Diretiva de Relatórios de Sustentabilidade Corporativa
A CSRD atual usa um teste de dois de três critérios para determinar se uma empresa deve relatar. A Comissão propõe aumentar o limite de funcionários. Afirmando que "para estar sujeita aos requisitos de relatório, uma empresa deve ter uma média de mais de 1000 funcionários durante o ano financeiro e um volume de negócios líquido acima de €50 milhões ou um balanço total acima de €25 milhões." Alinhando-a com a CSDDD.
A proposta do Conselho usa o limite de 1000 funcionários, mas aumenta o volume de negócios anual para €450 milhões. Eles também adicionam "uma cláusula de revisão relativa a uma possível extensão do escopo para garantir a disponibilidade adequada de informações de sustentabilidade corporativa."
A posição do Parlamento segue de perto a proposta do Conselho, com mais exceções. O Parlamento usa um limite de 1000 funcionários e aumenta o volume de negócios anual para €450 milhões, mas também cria isenções para holdings financeiras e subsidiárias listadas.
As três propostas limitam as informações que podem ser solicitadas por pequenas e médias empresas ao longo da cadeia de valor, limitando-as ao padrão VSME.
Abordando os padrões específicos do setor necessários, a Comissão propôs uma exclusão completa da disposição. O Conselho propôs uma exclusão, mas redigindo orientações gerais para negócios nesses setores. O Parlamento propõe diretrizes específicas do setor voluntárias.
Diretiva de Diligência Prévia de Sustentabilidade Corporativa
A CSDDD atual exige que as empresas executem diligência prévia para garantir que as empresas ao longo da cadeia de valor estejam em conformidade com os requisitos ambientais e de direitos humanos. A Comissão não propôs mudanças no escopo, mas o Conselho quer aumentar o limite de funcionários para 5000 funcionários e um volume de negócios líquido anual de €1,5 bilhão. O compromisso do Parlamento espelhou a proposta do Conselho.
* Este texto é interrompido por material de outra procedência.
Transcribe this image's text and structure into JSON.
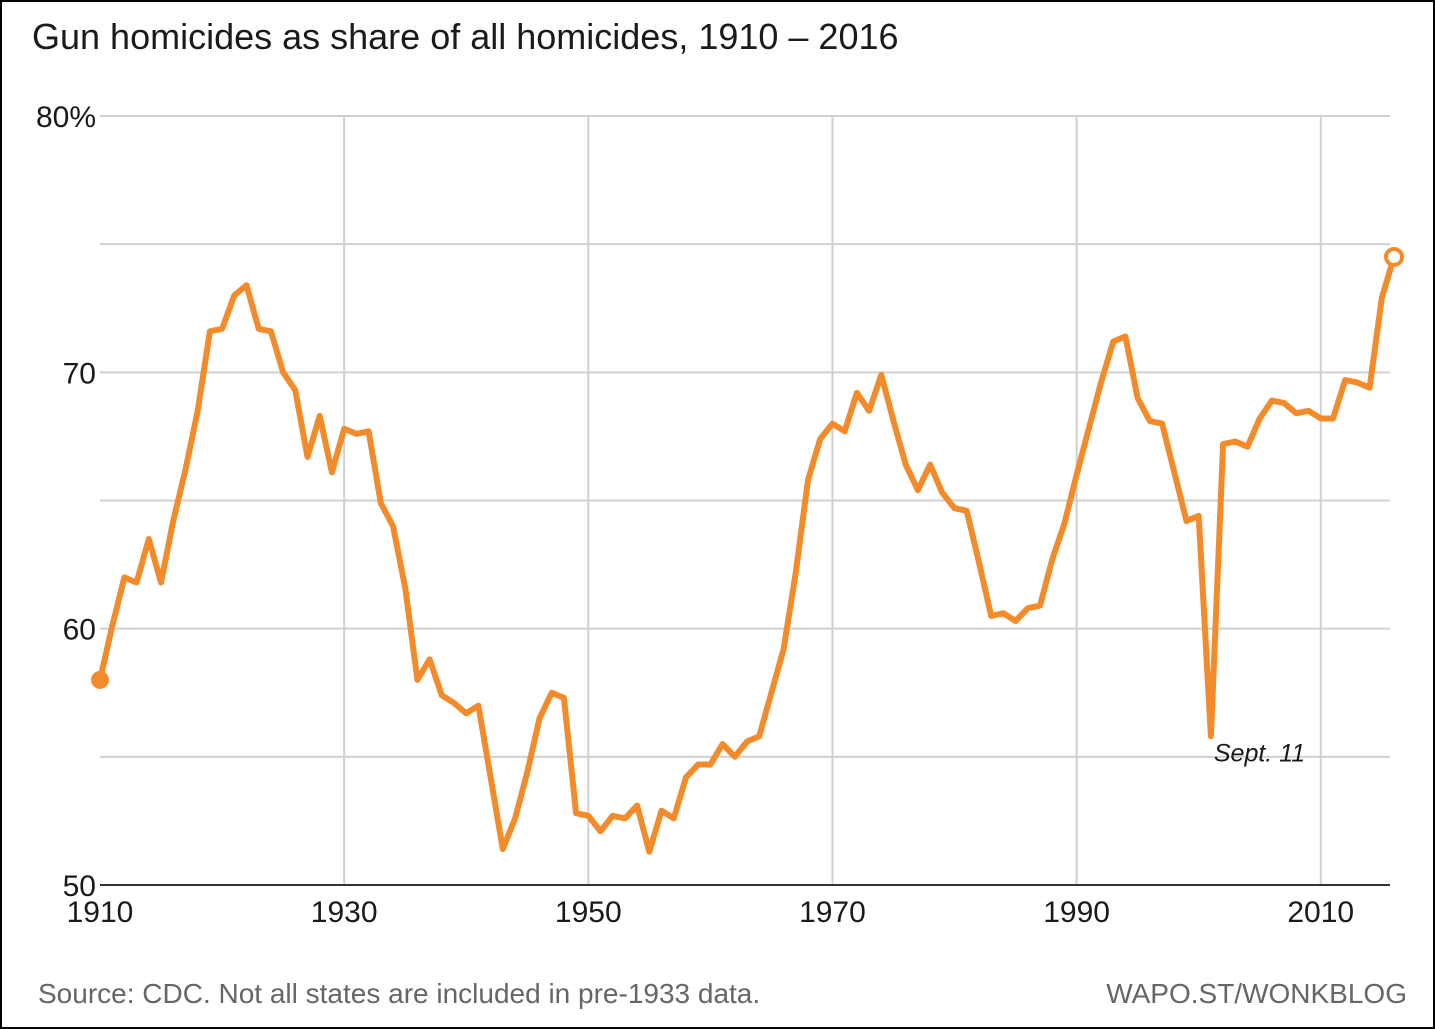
{
  "title": "Gun homicides as share of all homicides, 1910 – 2016",
  "source_note": "Source: CDC. Not all states are included in pre-1933 data.",
  "credit": "WAPO.ST/WONKBLOG",
  "colors": {
    "line": "#f38b2a",
    "grid": "#d0d0d0",
    "axis": "#333333",
    "text": "#1a1a1a",
    "footer": "#666666"
  },
  "chart_data": {
    "type": "line",
    "title": "Gun homicides as share of all homicides, 1910 – 2016",
    "xlabel": "",
    "ylabel": "",
    "xlim": [
      1910,
      2016
    ],
    "ylim": [
      50,
      80
    ],
    "x_ticks": [
      1910,
      1930,
      1950,
      1970,
      1990,
      2010
    ],
    "x_tick_labels": [
      "1910",
      "1930",
      "1950",
      "1970",
      "1990",
      "2010"
    ],
    "y_ticks": [
      50,
      60,
      70,
      80
    ],
    "y_tick_labels": [
      "50",
      "60",
      "70",
      "80%"
    ],
    "y_gridlines": [
      55,
      60,
      65,
      70,
      75,
      80
    ],
    "grid": true,
    "series": [
      {
        "x": [
          1910,
          1911,
          1912,
          1913,
          1914,
          1915,
          1916,
          1917,
          1918,
          1919,
          1920,
          1921,
          1922,
          1923,
          1924,
          1925,
          1926,
          1927,
          1928,
          1929,
          1930,
          1931,
          1932,
          1933,
          1934,
          1935,
          1936,
          1937,
          1938,
          1939,
          1940,
          1941,
          1942,
          1943,
          1944,
          1945,
          1946,
          1947,
          1948,
          1949,
          1950,
          1951,
          1952,
          1953,
          1954,
          1955,
          1956,
          1957,
          1958,
          1959,
          1960,
          1961,
          1962,
          1963,
          1964,
          1965,
          1966,
          1967,
          1968,
          1969,
          1970,
          1971,
          1972,
          1973,
          1974,
          1975,
          1976,
          1977,
          1978,
          1979,
          1980,
          1981,
          1982,
          1983,
          1984,
          1985,
          1986,
          1987,
          1988,
          1989,
          1990,
          1991,
          1992,
          1993,
          1994,
          1995,
          1996,
          1997,
          1998,
          1999,
          2000,
          2001,
          2002,
          2003,
          2004,
          2005,
          2006,
          2007,
          2008,
          2009,
          2010,
          2011,
          2012,
          2013,
          2014,
          2015,
          2016
        ],
        "values": [
          58.0,
          60.1,
          62.0,
          61.8,
          63.5,
          61.8,
          64.2,
          66.2,
          68.5,
          71.6,
          71.7,
          73.0,
          73.4,
          71.7,
          71.6,
          70.0,
          69.3,
          66.7,
          68.3,
          66.1,
          67.8,
          67.6,
          67.7,
          64.9,
          64.0,
          61.6,
          58.0,
          58.8,
          57.4,
          57.1,
          56.7,
          57.0,
          54.2,
          51.4,
          52.6,
          54.4,
          56.5,
          57.5,
          57.3,
          52.8,
          52.7,
          52.1,
          52.7,
          52.6,
          53.1,
          51.3,
          52.9,
          52.6,
          54.2,
          54.7,
          54.7,
          55.5,
          55.0,
          55.6,
          55.8,
          57.5,
          59.2,
          62.2,
          65.8,
          67.4,
          68.0,
          67.7,
          69.2,
          68.5,
          69.9,
          68.1,
          66.4,
          65.4,
          66.4,
          65.3,
          64.7,
          64.6,
          62.6,
          60.5,
          60.6,
          60.3,
          60.8,
          60.9,
          62.7,
          64.1,
          66.0,
          67.8,
          69.6,
          71.2,
          71.4,
          69.0,
          68.1,
          68.0,
          66.1,
          64.2,
          64.4,
          55.8,
          67.2,
          67.3,
          67.1,
          68.2,
          68.9,
          68.8,
          68.4,
          68.5,
          68.2,
          68.2,
          69.7,
          69.6,
          69.4,
          72.9,
          74.5
        ]
      }
    ],
    "annotations": [
      {
        "x": 2001,
        "y": 55.8,
        "text": "Sept. 11"
      }
    ],
    "markers": [
      {
        "x": 1910,
        "y": 58.0,
        "style": "filled"
      },
      {
        "x": 2016,
        "y": 74.5,
        "style": "hollow"
      }
    ]
  }
}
Um aspecto-chave da CSDDD é que ela responsabiliza as empresas pelas ações de outras empresas ao longo de sua cadeia de valor. A proposta da Comissão limita essa responsabilidade do Artigo 8 aos parceiros comerciais diretos. Parceiros comerciais indiretos ainda podem cair sob o escopo, "onde uma empresa tem informações plausíveis que sugerem que impactos adversos no nível das operações de um parceiro comercial indireto surgiram ou podem surgir, ela deve realizar uma avaliação aprofundada."
O Conselho propõe mudar "o foco de uma abordagem baseada em entidades para uma abordagem baseada em riscos, concentrando-se em áreas onde impactos adversos reais e potenciais são mais prováveis de ocorrer. As empresas não devem mais ser obrigadas a realizar um exercício de mapeamento abrangente, mas, em vez disso, conduzir um exercício de escopo mais geral. Para proporcionar um alívio significativo do fardo, o Conselho mantém a limitação das obrigações relevantes ao 'nível 1'. Espera-se que as empresas no escopo baseiem seus esforços em informações razoavelmente disponíveis."
O Parlamento segue a abordagem baseada em riscos do Conselho, mas adiciona restrições mais rigorosas sobre quais informações podem ser solicitadas ao longo da cadeia de valor.
Os três eliminam o regime de responsabilidade civil que permitia processos judiciais estilo ação coletiva contra empresas por violação relacionada a relatórios de sustentabilidade, ações ambientais, mudanças climáticas e direitos humanos.